After seeing Keira Knightly in The Nutcracker and The Four Realms https://wp.me/p4c1s1-tx I wasn’t excited about seeing her in Colette. But she does much better in her role in this adult film than she does in the former one for children.
Colette is the story of true-to-life author Sidonie-Gabrielle Colette and her writer husband Willy (Dominic West). The pair had a strange relationship. Willy moved in well-known social circles in Paris while Gabrielle (as she was known) was a ‘country bumpkin’. Willy wasted money on gambling, women and entertaining and was constantly scrabbling to put out a best-seller to cover his debts. To do this he gathered a team of people who wrote for him. Gabrielle was drawn into this stratagem and this was how her writing was ‘discovered’.
Colette – as she became known – wrote about her own youthful experiences – with some poetic licence – and Claudine the character was born. In the mid-1800s the ‘novel’ started to become popular but was considered something only women would read.
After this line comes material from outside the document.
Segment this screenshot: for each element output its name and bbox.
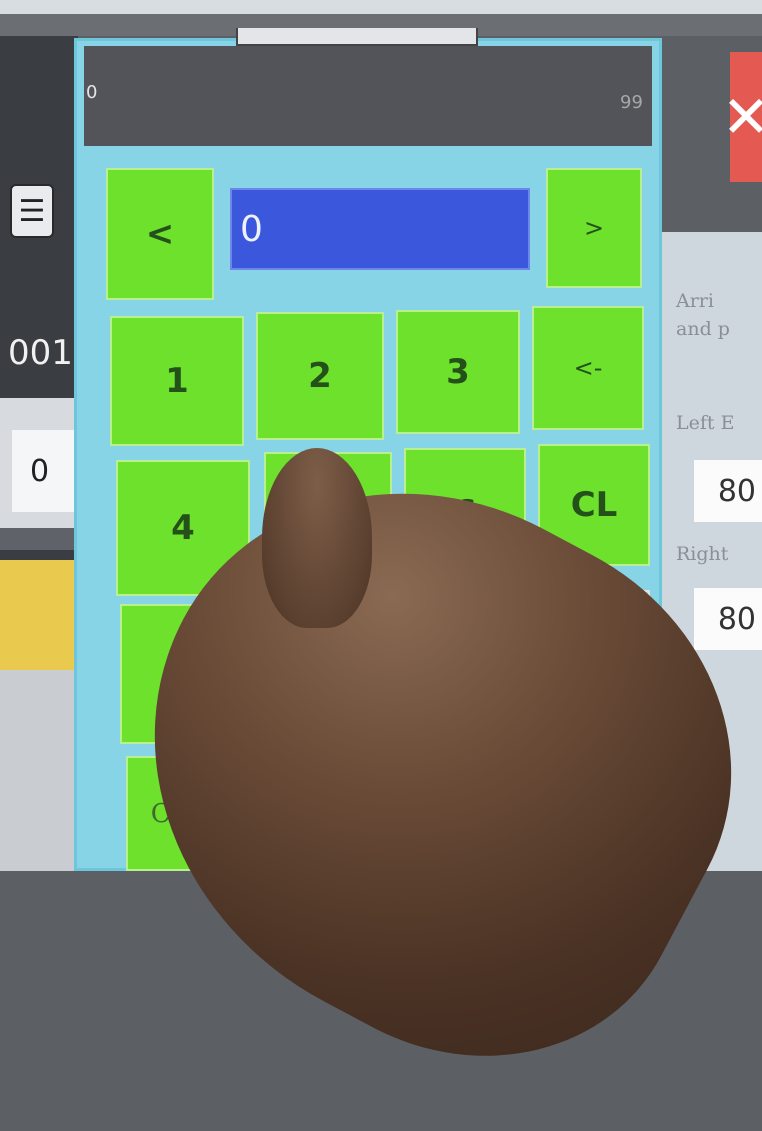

Willy was at first disparaging of his wife’s writing but in desperation he submitted the manuscript to his publisher under his name and the book was a hit. Colette continued to write book after successful book in the Claudine series.
As Willy took the accolades Colette stood back and watched. Sounds like Big Eyes you say, the story of painter Margaret Keane who painted well-received pictures while her husband took the credit. But, no, Colette is different. Colette herself was complicit in the arrangement and didn’t try to wrest control from Willy – at least not for many years. The two worked together to make Claudine successful, which also involved them bizarrely ‘living out’ Claudine in order to make the writing authentic. Amongst other things, to do this, Willy took up with a mistress, and Colette experimented with lesbian sex.
As Claudine the story matured and discovered its identity, so too did Colette the person. While Willy remained the immature, self-centred individual that he always was, Colette outgrew him.
Colette is a fascinating – if weird – story of a writer who became enormously successful in her own right. The film opens in South African cinemas on 7 December 2018.
By Brenda Daniels
Three films, already out on DVD, all reflect an interest in words.
In the first of the three that I watched recently, Academy Award winner, Julianne Moore plays Alice, a character who experiences the devastation of Alzheimer’s disease. Diagnosed at the early age of 50, Alice’s deterioration is scarily swift. From momentarily forgetting words to not recognising landmarks, Alice quickly begins to suffer the ignominy of not being able to find the bathroom and of greeting her own daughter like a stranger. Still Alice delivers its message all the more poignantly by casting its lead character in the role of a linguistics professor who has written a book about communication. When elaborating on his diagnosis Alice’s doctor tells her that symptoms of this strange illness can be even more rapid in the highly educated. Very sobering indeed.
Not nearly as believable or worth watching is Stuck in Love, starring Greg Kinnear, Lily Collins and Nat Wolff. In this film a father and his two children are all writers. Each of them writes (or experiences writer’s block) in response to their love or antipathy for the wife and mother (Jennifer Connelly) who “deserted” them some years before. Positing love as the artist’s muse is not a new idea by any means. But in Stuck in Love the portrayal is a bit ridiculous and makes a mockery of the hard work, as opposed to sentiment, that “inspires” writers.
In a way it is hard work that does inspire writing in The Rewrite. In this movie Hugh Grant plays scriptwriter, Keith Michaels, who simply can’t come up with a sequel to his first successful script. He is shipped off to the other side of the country to take up a job as a writer-in-residence at a small university. Here his lackadaisical attitude quickly gets him into trouble. It takes the writing output of his own students to help Keith turn his life around. Their scripts help him realise that, contrary to his initial thoughts, writing can be taught (not just caught) and their positive response to his teaching proves to be the catalyst for his next script.
In Still Alice and The Rewrite there is clear character development. In The Rewrite Keith realises his own and others’ value through his recapturing of the written word. In Still Alice, Alice remains, to herself and her family, still Alice despite her sad loss of words.